We needed the money to lay the fibre optic cable networks in Melbourne and Sydney. It was easier to list than get private equity. It was less onerous on management. Private equity investors want to come in and control everything. We thought we had a good story for the market. Although we were only three years old we had been profitable since day one.
In retrospect would you do it again?
Yes. Being a listed company is not as onerous as people make out. Being a listed company you have to perform, but we are used to that.
You have just announced that the $200 million Project Runaway will go ahead. What is it?
It involves building a major undersea fibre optic cable link between Sydney and Guam. The cable will connect to an international data network junction. It will provide an internet link for some domestic internet service providers and international carriers who provide services to Australia. About 12 major cable systems run through Guam to the US and Asia, so we can tap into those.
And the benefits to consumers?
It means they get more internet for their dollar. They get a lot more downloads for the same cost as they are paying now, which is great as they are downloading more video and music from overseas.

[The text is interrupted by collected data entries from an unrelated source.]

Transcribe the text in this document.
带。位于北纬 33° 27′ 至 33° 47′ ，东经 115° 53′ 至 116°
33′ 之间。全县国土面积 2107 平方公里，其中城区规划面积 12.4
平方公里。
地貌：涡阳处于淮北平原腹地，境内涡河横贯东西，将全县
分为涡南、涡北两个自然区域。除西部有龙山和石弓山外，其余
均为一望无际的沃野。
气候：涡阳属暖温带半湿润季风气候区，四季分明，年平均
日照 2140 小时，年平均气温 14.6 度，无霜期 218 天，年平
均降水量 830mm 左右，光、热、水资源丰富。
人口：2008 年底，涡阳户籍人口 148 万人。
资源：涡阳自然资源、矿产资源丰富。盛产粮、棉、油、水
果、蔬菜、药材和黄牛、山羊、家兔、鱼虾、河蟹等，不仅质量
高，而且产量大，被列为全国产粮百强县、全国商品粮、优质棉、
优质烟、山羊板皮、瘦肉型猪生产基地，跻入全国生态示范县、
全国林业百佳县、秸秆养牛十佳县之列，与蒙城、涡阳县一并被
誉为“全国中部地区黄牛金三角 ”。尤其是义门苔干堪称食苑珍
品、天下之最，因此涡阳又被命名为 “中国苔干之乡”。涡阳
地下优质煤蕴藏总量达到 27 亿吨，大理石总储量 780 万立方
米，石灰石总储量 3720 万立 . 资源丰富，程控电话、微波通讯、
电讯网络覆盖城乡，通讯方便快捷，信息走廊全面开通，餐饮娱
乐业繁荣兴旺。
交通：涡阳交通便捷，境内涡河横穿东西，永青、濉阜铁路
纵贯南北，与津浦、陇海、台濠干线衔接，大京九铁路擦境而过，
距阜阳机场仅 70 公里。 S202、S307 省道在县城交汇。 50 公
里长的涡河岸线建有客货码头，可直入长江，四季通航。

How are you doing this at a cheaper cost to the incumbents?
The gang of four (Telstra, Optus, Verizon and Telecom NZ) haven’t changed their pricing structure but the costs associated with building fibre optics has dropped. The Australian dollar is also higher so we can offer a lot more bandwidth for the same amount of money. Also we own the infrastructure so we are not held to ransom by someone else’s ineffective models.
Do you need more money? It sounds expensive.
We have no immediate requirements but at some stage we might, from either shareholders or through strategic investments from third parties. But we have cash in the bank and a debt facility that is untouched.
So what is your biggest obstacle going forward?
People. We need good people. We have eight positions vacant including management positions, technical roles and sales roles.